Somerset Trust Company
- Industry: Banking and finance
- Founded: 1889
- Founder: Edward Scull
- Headquarters: Somerset, Pennsylvania, United States
- Key people: Sean M. Cook (CEO)
- Services: Financial services, Retail banking, Trust services, Investment management
- Net income: $24.5 million (2024)
- Total assets: $2.49 billion (Sept 2025)
- Parent: Somerset Trust Holding Company (OTCQX: SOME)
- Website: www.somersettrust.com

= Somerset Trust Company =

American community bank

Somerset Trust Company is an American community bank and financial services company headquartered in Somerset, Pennsylvania. As of September 30, 2025, the bank reported total assets of approximately $2.49 billion and total deposits of $2.1 billion. It operates a network of over 40 branches and 80 ATMs throughout Somerset, Bedford, Fayette, Westmoreland, and Cambria counties, as well as parts of Maryland.

== History ==
On July 30, 1889, Congressman Edward Scull and his son, George R. Scull, organized the First National Bank of Somerset with a capital of $50,000. Edward Scull was the bank's first president. Following his death, George R. Scull assumed leadership and led a group to incorporate the Somerset Trust Company as a state-chartered bank on December 20, 1900, under a charter issued by Governor William A. Stone.

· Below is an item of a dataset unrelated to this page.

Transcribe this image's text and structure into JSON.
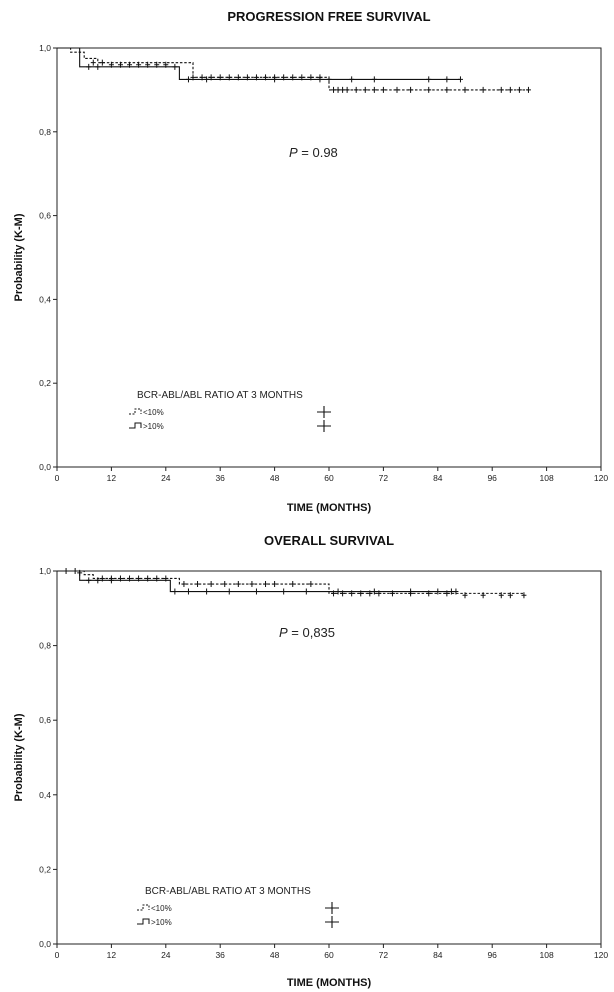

The two institutions operated as separate entities until March 1953, when they merged under the Somerset Trust Company name following approval by state regulators. At the time of the merger, the bank's resources were approximately $8 million. George Scull Cook, the great-grandson of the founder, became CEO in 1954. During his 34-year tenure, the bank's assets grew from $8 million to $145 million.

In the 1970s, the company moved its headquarters to the site of Frederick Goeb’s print shop, where the first Bible printed west of the Allegheny Mountains was produced in 1813.

In 2014, the company purchased and restored the former P&LE Train Station in Connellsville. The building reopened on October 25, 2014, as a bank branch and office space. As of 2026, the bank remains independent and is led by the sixth generation of the Scull family, with Sean M. Cook as CEO.